Unfortunately there is a codegen issue with this patch. Since the Instruction would no longer have an old operand, we couldn't create the DPP version (See GCNDPPCombine.cpp:244). I have just pushed a test for that 50dfd3e9e4930834c3c77a289000fd57bbc16727

dp added a comment.Sep 30 2022, 10:35 AM

Unfortunately there is a codegen issue with this patch. Since the Instruction would no longer have an old operand, we couldn't create the DPP version (See GCNDPPCombine.cpp:244). I have just pushed a test for that 50dfd3e9e4930834c3c77a289000fd57bbc16727

So for _e64_dpp we need both old and src2 and both these operands must be tied to dst, correct?

In D134961#3827685, @dp wrote:

Unfortunately there is a codegen issue with this patch. Since the Instruction would no longer have an old operand, we couldn't create the DPP version (See GCNDPPCombine.cpp:244). I have just pushed a test for that 50dfd3e9e4930834c3c77a289000fd57bbc16727

So for _e64_dpp we need both old and src2 and both these operands must be tied to dst, correct?

Yes, it seems that would be correct to me.

The FIXME hints the presence of src2 at all is a hack, but I'm not sure how practical it is to remove src2 completely.

dp added a comment.Sep 30 2022, 1:08 PM

Unfortunately there is a codegen issue with this patch.

It looks like we have never supported dpp variants of MAC and FMAC opcodes in codegen. e32 dpp definitions also lack $old argument. See https://github.com/llvm/llvm-project/blob/2812a1413f19b9ebd954b57ecbd021656508eade/llvm/lib/Target/AMDGPU/VOP2Instructions.td#L417

dp added a comment.Oct 3 2022, 4:19 AM

So for _e64_dpp we need both old and src2 and both these operands must be tied to dst, correct?

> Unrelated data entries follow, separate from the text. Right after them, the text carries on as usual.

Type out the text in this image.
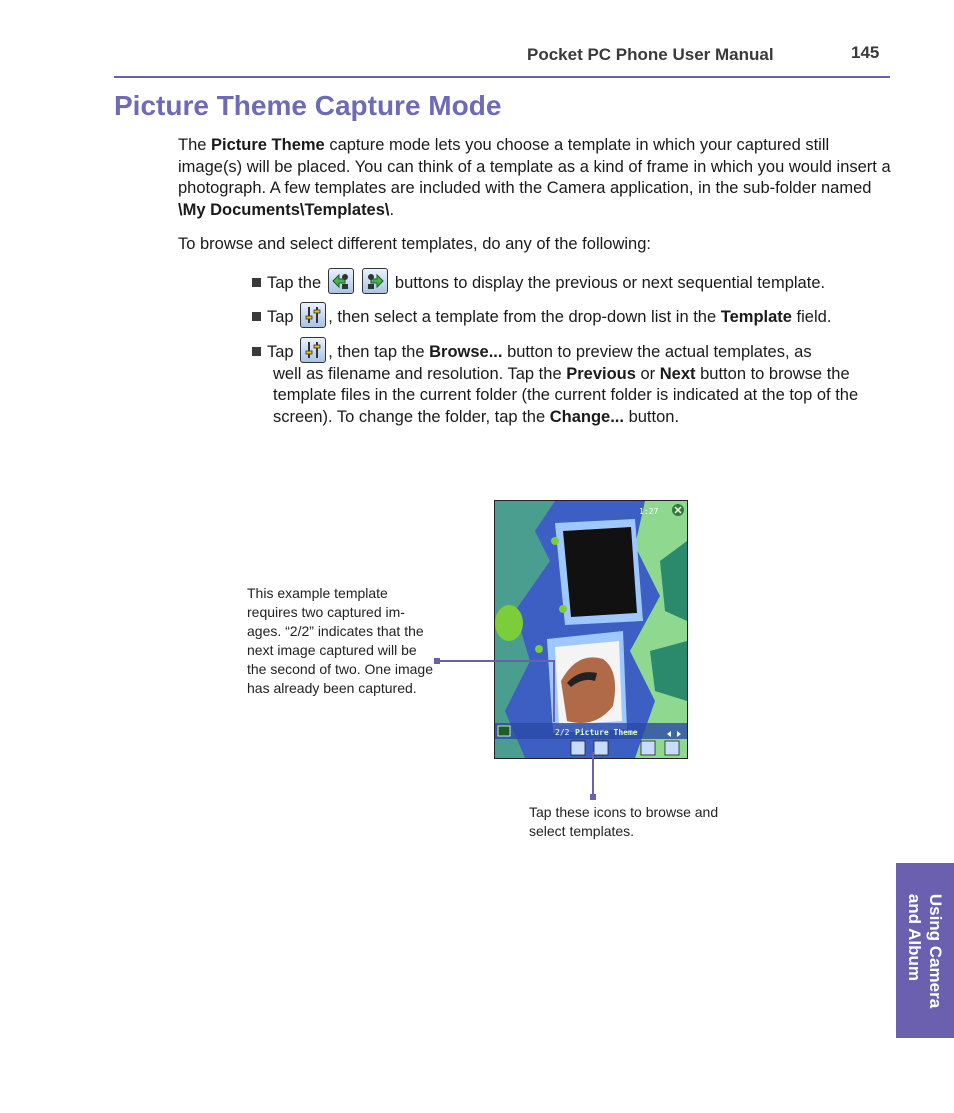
Pocket PC Phone User Manual	145
Picture Theme Capture Mode

The Picture Theme capture mode lets you choose a template in which your captured still image(s) will be placed. You can think of a template as a kind of frame in which you would insert a photograph. A few templates are included with the Camera application, in the sub-folder named \My Documents\Templates\.

To browse and select different templates, do any of the following:

Tap the
	buttons to display the previous or next sequential template.
Tap , then select a template from the drop-down list in the Template field.
Tap , then tap the Browse... button to preview the actual templates, as
well as filename and resolution. Tap the Previous or Next button to browse the template files in the current folder (the current folder is indicated at the top of the screen). To change the folder, tap the Change... button.
1:27
2/2 Picture Theme
This example template requires two captured im-ages. “2/2” indicates that the next image captured will be the second of two. One image has already been captured.
Tap these icons to browse and select templates.
Using Camera
and Album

Yes, it seems that would be correct to me.

After a bit of digging I found that we cannot tie more than one operand to another. See https://github.com/llvm/llvm-project/blob/2812a1413f19b9ebd954b57ecbd021656508eade/llvm/utils/TableGen/CodeGenInstruction.cpp#L372
I believe it is the reason why codegen does not support dpp variants of MAC and FMAC opcodes.

If I understand the current state: e32 dpp is not creatable but is assemblable, e64 dpp is creatable but not assemblable. Perhaps a way to fix _e64 is in the asmParser in cvtVOP3DPP ~L8900? I think it's treating the operand as src2 when it is actually the old operand.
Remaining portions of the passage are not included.